Kimi AI et kvcache-ai publient AgentENV en open source, un systeme distribue pour l'entrainement par renforcement des agents de Kimi K3
Moonshot AI, l'équipe derrière le modèle Kimi, et la société kvcache-ai ont ouvert le code source d'AgentENV (AENV), une plateforme distribuée conçue pour faire tourner des environnements d'agents à grande échelle, sous licence MIT. Ce système alimente l'entraînement par apprentissage par renforcement (RL) agentique de Kimi K3, le modèle Mixture-of-Experts de Moonshot doté de 2 800 milliards de paramètres. Techniquement, AgentENV repose sur des micro-VM Firecracker, chacune dotée de son propre noyau Linux, système de fichiers et espace réseau isolé. Les requêtes passent par une API HTTP Axum reliée à un orchestrateur qui gère le cycle de vie des sandboxes. Le stockage utilise un dispositif bloc en espace utilisateur (ublk) appuyé sur des images en couches overlaybd, avec des couches de base en lecture seule partagées entre sandboxes. À l'intérieur de chaque machine virtuelle, un démon nommé envd exécute les commandes et surveille l'état de santé sur le port 49983. Les chiffres annoncés sont significatifs : démarrage ou reprise d'un environnement en moins de 50 millisecondes, mise en pause en moins de 100 millisecondes, et capture d'un instantané incrémental également sous la barre des 100 millisecondes, même en cas de forte modification du disque.

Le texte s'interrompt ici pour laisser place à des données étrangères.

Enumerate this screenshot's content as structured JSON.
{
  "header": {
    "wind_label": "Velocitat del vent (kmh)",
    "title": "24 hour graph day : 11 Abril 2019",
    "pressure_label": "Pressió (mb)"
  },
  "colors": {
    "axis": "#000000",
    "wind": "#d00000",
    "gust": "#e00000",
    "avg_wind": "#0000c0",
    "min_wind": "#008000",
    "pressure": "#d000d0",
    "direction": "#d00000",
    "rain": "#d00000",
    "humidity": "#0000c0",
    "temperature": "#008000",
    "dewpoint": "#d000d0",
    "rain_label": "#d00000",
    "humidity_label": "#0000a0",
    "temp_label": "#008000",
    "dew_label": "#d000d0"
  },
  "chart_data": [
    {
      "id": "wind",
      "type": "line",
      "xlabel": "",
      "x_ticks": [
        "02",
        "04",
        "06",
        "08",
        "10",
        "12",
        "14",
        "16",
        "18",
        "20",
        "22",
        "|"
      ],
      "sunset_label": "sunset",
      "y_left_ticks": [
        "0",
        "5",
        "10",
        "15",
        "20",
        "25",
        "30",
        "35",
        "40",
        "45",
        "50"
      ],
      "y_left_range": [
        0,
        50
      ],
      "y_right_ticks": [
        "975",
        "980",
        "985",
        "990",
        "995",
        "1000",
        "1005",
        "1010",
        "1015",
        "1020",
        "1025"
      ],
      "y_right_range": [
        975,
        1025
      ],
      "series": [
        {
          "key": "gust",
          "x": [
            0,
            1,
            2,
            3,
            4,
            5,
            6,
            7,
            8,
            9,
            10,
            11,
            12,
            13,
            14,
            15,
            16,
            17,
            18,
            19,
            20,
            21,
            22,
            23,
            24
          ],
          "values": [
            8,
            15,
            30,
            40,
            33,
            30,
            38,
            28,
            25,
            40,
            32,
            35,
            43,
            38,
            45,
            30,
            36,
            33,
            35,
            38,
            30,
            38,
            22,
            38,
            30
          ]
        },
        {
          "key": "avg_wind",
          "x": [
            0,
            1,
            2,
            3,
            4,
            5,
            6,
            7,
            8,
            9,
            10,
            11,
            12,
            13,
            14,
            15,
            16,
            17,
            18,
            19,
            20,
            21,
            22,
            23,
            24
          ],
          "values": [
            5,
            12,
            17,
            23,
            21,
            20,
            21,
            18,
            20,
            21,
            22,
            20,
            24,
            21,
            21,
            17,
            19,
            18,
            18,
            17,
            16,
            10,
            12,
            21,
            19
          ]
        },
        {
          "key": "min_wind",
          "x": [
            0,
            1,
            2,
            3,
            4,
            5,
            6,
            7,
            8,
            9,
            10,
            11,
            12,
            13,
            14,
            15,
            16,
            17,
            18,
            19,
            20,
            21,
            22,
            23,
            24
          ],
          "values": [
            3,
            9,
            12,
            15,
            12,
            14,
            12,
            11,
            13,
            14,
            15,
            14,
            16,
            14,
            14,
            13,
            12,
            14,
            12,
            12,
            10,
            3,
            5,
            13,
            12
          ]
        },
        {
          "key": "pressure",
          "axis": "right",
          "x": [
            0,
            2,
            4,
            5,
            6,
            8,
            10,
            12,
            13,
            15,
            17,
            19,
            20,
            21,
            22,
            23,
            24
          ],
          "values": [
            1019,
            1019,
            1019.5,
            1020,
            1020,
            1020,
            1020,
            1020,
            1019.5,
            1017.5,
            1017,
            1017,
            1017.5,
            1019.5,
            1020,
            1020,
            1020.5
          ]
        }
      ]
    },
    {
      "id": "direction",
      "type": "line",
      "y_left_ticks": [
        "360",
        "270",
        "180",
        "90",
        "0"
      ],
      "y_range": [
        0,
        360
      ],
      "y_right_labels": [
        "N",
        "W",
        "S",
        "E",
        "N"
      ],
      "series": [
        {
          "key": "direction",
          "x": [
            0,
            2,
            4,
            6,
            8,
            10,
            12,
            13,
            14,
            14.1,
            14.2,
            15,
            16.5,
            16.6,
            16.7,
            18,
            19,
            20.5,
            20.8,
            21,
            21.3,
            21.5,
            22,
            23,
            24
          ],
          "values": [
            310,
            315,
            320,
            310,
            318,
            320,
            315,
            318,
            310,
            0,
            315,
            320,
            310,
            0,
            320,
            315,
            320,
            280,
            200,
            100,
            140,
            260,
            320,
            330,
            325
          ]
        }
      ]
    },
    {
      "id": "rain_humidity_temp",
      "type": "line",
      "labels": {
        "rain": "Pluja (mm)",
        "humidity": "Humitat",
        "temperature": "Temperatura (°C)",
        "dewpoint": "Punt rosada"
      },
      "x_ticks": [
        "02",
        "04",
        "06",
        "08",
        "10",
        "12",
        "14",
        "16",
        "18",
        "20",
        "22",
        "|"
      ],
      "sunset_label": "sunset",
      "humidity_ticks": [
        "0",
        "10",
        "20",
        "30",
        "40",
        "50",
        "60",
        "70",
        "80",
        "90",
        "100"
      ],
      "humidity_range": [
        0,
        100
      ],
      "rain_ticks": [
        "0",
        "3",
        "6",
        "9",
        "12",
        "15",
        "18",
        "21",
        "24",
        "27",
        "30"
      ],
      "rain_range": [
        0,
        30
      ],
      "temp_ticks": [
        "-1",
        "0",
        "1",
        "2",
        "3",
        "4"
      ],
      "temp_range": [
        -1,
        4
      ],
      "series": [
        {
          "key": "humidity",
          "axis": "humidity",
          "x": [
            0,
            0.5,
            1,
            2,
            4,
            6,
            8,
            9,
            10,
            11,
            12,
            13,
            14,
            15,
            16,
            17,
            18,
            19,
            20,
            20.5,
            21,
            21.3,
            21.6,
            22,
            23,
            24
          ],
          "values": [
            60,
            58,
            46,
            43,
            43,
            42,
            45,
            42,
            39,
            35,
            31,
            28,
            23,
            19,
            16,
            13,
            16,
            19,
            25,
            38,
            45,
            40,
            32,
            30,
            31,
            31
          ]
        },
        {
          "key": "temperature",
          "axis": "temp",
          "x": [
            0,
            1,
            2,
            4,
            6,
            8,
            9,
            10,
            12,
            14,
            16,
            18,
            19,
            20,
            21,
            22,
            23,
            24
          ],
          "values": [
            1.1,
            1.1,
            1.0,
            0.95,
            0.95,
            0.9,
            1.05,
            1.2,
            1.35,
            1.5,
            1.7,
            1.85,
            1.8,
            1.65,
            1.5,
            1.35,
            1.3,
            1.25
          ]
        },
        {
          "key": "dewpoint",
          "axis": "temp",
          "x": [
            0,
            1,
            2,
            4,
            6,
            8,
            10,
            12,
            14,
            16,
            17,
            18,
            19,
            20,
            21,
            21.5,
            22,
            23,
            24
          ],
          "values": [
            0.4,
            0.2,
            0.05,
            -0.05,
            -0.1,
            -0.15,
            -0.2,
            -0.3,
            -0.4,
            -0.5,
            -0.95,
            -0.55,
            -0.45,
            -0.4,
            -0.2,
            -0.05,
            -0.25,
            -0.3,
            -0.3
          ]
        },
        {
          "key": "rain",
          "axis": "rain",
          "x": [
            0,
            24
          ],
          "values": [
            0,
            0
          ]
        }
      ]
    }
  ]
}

Cette architecture répond à un problème concret de l'entraînement agentique par renforcement : chaque étape d'apprentissage exige que le modèle agisse dans un véritable environnement informatique complet, avec système de fichiers, réseau et processus actifs, ce qui crée un arbitrage difficile entre conteneurs rapides mais peu isolés et machines virtuelles complètes mais lentes à démarrer. La fonctionnalité de fork est ici centrale : un sandbox actif peut se cloner en jusqu'à 16 sandboxes enfants indépendants sur un même nœud, chacun héritant du système de fichiers, de la mémoire et de la configuration du parent. Concrètement, une équipe peut installer des dépendances, cloner un dépôt et atteindre un état de tâche donné une seule fois, puis faire diverger cet état en plusieurs déploiements parallèles pour l'entraînement. Cela réduit drastiquement le coût de préparation répétitive et permet de faire tourner un grand nombre de rollouts simultanés, un enjeu clé pour rendre l'entraînement RL des grands modèles économiquement viable à l'échelle.
Le système intègre aussi des mécanismes de densité mémoire, comme le partage du cache de pages hôte et le ballooning mémoire, qui permettent de maintenir un fort taux de suroccupation des ressources à mesure que les environnements divergent. Les instantanés sont persistés vers un stockage compatible S3 ou un système de fichiers distribué partagé, organisés en trois couches : un espace de travail de build, un dépôt d'instantanés validés et un cache local par nœud. Par défaut, chaque sandbox expire par mise en pause plutôt que par suppression, sauf paramétrage explicite contraire. Un transport pair-à-pair optionnel basé sur iroh, désactivé par défaut, peut aussi diffuser les artefacts validés entre nœuds sans modifier le modèle de gestion des instantanés.